At the time of writing, WTI trads nearly 62.60 USD, which is over 2.5% during the day, after a growth by up to 4% in the early Monday session. Despite the forceful endowy rally, the prices remain constrained just below the 50-day interpretation of the movable medium (EMA) to the 62.70 USD-cluster resistance zone, which has constrained tests of pluses from mid-May.
The latest augment in prices occurs even in the case of organization of oil exporting countries (OPEC) and its allies, known collectively as OPEC+, confirmed on Saturday 411,000 barrels a day (BPD) in July, marking the third monthly augment in this size. This movement was widely expected by markets, and traders noticed that the growth was already priced.
According to the Reuters report, the sources similar to the discussions said that a larger journey was considered. “If they went through a surprise, a larger amount, Monday’s open price would be really ugly,” said Harry Tchilyliurian, an analyst at the Onyx Capital Group.
From a technical point of view, WTI shows early signs of a stubborn momentum, but the decisive breakthrough has not yet materialized. He tries to break free from consolidation, which has constrained the price campaign since mid -May. After many unsuccessful attempts to violate the level of psychological support in the amount of 60 USD, prices have increased rapidly, and the bulls are now testing the upper limit near USD 62.70. The short-term structure is positive, although a clear break above 50-day EMA remains crucial for further grip.

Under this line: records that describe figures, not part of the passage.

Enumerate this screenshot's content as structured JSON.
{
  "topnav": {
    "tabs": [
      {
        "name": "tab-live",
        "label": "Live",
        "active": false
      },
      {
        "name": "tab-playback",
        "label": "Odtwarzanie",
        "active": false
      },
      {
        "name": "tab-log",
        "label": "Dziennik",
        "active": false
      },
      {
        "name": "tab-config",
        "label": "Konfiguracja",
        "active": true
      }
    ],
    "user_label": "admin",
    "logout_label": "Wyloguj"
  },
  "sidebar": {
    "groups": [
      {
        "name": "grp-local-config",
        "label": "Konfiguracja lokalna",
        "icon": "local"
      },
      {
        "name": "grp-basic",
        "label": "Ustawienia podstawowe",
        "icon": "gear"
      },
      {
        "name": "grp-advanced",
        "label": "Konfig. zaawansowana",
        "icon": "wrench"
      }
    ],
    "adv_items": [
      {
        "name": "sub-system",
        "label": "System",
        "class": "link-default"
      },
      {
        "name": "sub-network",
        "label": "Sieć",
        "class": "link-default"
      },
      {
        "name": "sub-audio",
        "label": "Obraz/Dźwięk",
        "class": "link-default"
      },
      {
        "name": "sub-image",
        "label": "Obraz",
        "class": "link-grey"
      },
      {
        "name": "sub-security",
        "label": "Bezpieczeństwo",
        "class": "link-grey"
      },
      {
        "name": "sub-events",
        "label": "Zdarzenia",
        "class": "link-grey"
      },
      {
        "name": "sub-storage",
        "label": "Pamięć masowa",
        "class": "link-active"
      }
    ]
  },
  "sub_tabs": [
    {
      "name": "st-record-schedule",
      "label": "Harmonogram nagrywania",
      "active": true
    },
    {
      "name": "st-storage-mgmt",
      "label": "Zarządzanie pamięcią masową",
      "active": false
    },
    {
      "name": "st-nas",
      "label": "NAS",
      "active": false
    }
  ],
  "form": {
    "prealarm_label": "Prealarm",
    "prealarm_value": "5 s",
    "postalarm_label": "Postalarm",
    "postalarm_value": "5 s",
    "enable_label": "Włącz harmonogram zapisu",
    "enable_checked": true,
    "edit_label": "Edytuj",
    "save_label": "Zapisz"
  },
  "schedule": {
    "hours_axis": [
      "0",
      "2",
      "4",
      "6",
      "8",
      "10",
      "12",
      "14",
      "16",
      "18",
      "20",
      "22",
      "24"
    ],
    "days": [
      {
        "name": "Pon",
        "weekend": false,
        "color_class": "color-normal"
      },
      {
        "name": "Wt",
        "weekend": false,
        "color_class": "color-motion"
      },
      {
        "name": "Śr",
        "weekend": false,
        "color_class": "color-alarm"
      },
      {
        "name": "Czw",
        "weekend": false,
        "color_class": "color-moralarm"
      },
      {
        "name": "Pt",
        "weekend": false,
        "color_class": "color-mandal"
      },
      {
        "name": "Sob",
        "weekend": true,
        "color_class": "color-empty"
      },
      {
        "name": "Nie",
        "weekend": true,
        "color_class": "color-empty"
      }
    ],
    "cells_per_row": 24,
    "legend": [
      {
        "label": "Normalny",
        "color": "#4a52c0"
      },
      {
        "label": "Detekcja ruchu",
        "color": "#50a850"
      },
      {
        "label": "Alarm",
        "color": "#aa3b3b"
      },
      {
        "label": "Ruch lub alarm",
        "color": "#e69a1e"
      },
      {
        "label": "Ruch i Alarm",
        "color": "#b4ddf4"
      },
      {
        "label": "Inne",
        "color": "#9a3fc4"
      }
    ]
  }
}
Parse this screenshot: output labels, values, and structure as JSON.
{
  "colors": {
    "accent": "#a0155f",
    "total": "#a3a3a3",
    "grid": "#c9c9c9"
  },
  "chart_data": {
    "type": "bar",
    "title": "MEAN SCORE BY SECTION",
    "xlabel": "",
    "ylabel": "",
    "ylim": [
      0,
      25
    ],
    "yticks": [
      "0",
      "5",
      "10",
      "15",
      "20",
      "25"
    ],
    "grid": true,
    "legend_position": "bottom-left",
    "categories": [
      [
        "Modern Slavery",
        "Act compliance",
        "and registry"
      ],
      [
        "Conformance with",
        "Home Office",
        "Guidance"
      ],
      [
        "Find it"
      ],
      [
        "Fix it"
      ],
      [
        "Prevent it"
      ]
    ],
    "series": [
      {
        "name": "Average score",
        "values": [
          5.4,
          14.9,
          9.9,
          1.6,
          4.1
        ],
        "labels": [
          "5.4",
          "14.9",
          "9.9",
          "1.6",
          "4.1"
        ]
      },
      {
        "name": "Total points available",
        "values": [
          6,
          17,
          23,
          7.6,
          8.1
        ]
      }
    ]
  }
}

At the time of writing, WTI trads around 62.50 USD, floating just under the 50-day EMA. Daily approaching above this level would probably open the door to the continuation of the next key resistance of around 65.50 USD-level, which has constrained profits from mid-April. On the other hand, rejecting current levels can invite the renovated sales pressure, especially if macroeconomic moods change the risk. Rejection in a 50-day EMA may cause profits among short-term traders and strengthen a wider consolidation model by dragging prices back to the support zone of $ 60.00. A constant traffic below, which can reveal further drops in the direction of $ 58.00.
The shoot indicators show signs of recovery, but the belief remains constrained. The relative force indicator (RSI) increased higher towards the central line, currently sitting nearly 54.20, suggesting a neutral rush to bullistic. Meanwhile, the discrepancy of the movable medium convergence (MacD) flirts with a stubborn crossover, although the histogram remains tiles, suggesting a careful shift of the sentiment, and not confirmed the reversal of the trend.